We evaluated the effectiveness and cost-effectiveness of the Incredible Years® Teacher Classroom Management (TCM) programme as a universal intervention, given schools’ important influence on child mental health.
A two-arm, pragmatic, parallel group, superiority, cluster randomised controlled trial recruited three cohorts of schools (clusters) between 2012 and 2014, randomising them to TCM (intervention) or Teaching As Usual (TAU-control). TCM was delivered to teachers in six whole-day sessions, spread over 6 months. Schools and teachers were not masked to allocation. The primary outcome was teacher-reported Strengths and Difficulties Questionnaire (SDQ) Total Difficulties score. Random effects linear regression and marginal logistic regression models using Generalised Estimating Equations were used to analyse the outcomes. Trial registration: ISRCTN84130388.

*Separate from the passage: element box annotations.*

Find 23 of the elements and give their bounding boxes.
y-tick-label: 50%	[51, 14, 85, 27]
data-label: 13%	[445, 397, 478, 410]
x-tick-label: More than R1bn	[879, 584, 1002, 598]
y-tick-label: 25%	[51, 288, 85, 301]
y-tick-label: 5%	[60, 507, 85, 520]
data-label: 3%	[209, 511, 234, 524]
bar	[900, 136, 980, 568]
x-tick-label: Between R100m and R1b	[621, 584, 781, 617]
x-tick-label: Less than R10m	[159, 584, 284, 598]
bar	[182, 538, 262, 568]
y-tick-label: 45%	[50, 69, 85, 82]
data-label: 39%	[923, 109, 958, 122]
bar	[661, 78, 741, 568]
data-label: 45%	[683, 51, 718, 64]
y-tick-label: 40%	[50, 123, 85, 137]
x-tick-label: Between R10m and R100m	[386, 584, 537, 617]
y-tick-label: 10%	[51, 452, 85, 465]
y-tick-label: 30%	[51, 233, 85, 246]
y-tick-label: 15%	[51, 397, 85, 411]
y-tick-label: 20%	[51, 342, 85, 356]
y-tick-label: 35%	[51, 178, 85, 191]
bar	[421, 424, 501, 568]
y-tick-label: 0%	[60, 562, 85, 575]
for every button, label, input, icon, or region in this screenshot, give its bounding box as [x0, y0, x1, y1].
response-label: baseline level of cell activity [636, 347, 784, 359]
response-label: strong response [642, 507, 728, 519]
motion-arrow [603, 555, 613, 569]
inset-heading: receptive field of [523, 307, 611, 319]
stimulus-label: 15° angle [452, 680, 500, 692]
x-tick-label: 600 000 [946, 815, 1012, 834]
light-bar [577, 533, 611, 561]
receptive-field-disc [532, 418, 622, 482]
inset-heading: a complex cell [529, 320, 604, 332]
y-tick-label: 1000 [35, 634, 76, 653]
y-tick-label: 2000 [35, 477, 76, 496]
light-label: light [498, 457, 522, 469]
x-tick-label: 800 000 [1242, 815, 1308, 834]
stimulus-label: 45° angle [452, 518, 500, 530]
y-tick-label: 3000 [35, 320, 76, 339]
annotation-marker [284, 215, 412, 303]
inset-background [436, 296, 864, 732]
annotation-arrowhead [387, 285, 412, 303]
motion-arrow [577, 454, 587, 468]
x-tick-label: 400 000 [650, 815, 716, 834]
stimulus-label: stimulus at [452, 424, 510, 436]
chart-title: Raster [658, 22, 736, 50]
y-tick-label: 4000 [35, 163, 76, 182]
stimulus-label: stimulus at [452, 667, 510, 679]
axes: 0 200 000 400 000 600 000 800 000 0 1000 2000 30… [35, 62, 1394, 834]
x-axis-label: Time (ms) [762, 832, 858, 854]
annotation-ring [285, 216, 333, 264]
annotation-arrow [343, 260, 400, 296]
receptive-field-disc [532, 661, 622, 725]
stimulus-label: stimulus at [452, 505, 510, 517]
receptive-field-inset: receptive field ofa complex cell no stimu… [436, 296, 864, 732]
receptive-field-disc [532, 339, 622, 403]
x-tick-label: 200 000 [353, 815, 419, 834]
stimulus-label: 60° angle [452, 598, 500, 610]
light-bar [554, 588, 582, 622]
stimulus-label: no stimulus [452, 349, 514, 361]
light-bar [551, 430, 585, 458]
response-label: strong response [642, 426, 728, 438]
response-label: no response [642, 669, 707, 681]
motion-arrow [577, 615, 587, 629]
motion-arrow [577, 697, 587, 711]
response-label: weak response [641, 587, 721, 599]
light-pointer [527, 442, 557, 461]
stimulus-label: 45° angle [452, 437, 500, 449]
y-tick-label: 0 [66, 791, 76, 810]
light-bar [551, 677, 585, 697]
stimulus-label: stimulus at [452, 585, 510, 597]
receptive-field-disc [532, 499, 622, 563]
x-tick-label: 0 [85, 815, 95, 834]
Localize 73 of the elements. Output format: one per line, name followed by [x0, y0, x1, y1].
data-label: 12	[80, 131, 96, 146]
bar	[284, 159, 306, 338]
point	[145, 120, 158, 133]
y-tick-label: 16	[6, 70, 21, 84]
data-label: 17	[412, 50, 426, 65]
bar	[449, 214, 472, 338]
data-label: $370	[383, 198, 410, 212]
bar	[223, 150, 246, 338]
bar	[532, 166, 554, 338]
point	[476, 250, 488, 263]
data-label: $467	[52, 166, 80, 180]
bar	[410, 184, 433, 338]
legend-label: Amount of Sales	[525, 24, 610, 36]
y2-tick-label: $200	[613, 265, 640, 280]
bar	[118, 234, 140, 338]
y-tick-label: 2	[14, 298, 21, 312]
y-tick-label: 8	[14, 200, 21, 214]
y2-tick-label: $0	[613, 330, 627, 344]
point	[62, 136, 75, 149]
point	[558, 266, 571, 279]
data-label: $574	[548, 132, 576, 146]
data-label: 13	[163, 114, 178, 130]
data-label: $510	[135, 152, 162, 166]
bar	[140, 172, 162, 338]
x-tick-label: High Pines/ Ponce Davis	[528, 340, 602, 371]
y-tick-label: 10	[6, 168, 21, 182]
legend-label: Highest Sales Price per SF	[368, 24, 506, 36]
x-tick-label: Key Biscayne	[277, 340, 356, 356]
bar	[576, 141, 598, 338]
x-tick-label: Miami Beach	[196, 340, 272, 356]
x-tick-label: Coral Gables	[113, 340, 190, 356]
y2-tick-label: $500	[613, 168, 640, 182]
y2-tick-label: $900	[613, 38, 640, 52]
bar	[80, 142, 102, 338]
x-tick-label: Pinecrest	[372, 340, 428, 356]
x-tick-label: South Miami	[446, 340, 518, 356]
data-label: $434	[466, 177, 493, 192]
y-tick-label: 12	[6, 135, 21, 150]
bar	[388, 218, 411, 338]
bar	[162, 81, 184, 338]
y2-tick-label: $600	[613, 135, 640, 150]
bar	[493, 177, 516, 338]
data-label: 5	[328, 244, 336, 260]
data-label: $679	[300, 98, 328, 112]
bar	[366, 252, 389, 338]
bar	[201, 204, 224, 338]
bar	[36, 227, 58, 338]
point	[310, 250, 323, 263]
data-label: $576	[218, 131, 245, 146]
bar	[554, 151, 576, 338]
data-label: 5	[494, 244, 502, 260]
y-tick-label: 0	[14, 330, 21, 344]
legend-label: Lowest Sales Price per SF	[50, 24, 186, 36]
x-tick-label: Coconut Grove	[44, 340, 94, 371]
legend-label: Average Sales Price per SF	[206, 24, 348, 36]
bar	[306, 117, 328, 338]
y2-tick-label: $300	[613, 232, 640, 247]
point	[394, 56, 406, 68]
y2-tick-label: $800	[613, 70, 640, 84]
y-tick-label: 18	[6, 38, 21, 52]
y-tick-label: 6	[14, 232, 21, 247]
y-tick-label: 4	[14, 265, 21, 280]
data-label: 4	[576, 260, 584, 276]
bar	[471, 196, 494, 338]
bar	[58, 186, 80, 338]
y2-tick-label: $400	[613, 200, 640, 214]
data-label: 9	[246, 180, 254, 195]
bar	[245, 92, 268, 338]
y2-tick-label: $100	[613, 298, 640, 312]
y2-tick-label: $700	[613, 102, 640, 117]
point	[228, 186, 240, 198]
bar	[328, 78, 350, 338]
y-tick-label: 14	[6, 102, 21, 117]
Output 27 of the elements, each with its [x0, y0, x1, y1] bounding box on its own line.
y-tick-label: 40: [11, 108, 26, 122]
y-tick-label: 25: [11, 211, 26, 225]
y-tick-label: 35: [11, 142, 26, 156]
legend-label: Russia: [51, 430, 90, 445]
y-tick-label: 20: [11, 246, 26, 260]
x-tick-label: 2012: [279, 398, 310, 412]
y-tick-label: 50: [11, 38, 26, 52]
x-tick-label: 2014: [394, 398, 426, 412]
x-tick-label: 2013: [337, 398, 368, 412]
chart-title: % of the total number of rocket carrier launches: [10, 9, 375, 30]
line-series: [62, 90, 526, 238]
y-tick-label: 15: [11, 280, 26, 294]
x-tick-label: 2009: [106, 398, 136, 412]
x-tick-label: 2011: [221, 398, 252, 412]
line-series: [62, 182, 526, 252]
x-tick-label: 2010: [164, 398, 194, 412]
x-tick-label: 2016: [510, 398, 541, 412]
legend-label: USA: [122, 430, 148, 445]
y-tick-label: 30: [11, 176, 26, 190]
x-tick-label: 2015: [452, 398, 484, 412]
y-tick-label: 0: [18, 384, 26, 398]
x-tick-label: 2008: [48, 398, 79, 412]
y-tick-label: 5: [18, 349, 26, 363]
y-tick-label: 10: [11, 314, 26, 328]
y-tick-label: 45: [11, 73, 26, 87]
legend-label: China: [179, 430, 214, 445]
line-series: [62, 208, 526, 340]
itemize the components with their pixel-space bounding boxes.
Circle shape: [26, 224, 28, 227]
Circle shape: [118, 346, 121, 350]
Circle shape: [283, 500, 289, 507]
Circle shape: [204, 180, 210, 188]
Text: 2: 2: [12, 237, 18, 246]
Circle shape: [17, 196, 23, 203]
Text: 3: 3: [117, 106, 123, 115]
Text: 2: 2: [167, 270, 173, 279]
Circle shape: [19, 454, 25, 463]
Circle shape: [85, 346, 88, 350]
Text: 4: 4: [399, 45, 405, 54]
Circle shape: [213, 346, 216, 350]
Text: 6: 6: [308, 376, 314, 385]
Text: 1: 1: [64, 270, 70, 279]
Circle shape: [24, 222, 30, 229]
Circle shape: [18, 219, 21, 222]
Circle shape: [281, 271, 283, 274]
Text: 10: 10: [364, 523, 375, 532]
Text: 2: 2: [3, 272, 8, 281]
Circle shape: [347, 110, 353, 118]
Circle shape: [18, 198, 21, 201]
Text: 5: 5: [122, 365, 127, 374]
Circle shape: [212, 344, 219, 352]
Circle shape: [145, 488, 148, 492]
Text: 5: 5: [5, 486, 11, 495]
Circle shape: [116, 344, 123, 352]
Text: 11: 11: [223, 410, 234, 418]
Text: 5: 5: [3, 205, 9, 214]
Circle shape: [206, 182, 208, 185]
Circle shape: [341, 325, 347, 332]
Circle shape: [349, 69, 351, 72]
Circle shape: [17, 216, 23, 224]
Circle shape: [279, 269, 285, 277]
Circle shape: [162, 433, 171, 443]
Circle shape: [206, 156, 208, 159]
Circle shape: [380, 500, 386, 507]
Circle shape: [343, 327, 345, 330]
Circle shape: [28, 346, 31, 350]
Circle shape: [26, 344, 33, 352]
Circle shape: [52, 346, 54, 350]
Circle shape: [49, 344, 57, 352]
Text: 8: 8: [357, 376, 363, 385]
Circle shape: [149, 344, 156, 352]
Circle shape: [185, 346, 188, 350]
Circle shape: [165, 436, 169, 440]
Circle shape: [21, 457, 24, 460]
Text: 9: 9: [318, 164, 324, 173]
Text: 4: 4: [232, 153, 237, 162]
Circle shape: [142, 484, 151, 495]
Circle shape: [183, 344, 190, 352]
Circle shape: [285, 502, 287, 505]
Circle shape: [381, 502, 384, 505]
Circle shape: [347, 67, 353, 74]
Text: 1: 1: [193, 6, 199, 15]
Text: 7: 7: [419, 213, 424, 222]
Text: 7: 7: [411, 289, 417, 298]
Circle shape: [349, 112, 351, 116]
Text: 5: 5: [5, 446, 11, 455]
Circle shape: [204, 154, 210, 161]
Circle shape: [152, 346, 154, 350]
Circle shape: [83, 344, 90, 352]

Eighty schools (2075 children) were enrolled; 40 (1037 children) to TCM and 40 (1038 children) to TAU. Outcome data were collected at 9, 18, and 30-months for 96, 89, and 85% of children, respectively. The intervention reduced the SDQ-Total Difficulties score at 9 months (mean (s.d.):5.5 (5.4) in TCM v. 6.2 (6.2) in TAU; adjusted mean difference = −1.0; 95% CI−1.9 to −0.1; p = 0.03) but this did not persist at 18 or 30 months. Cost-effectiveness analysis suggested that TCM may be cost-effective compared with TAU at 30-months, but this result was associated with uncertainty so no firm conclusions can be drawn. A priori subgroup analyses suggested TCM is more effective for children with poor mental health.
TCM provided a small, short-term improvement to children's mental health particularly for children who are already struggling.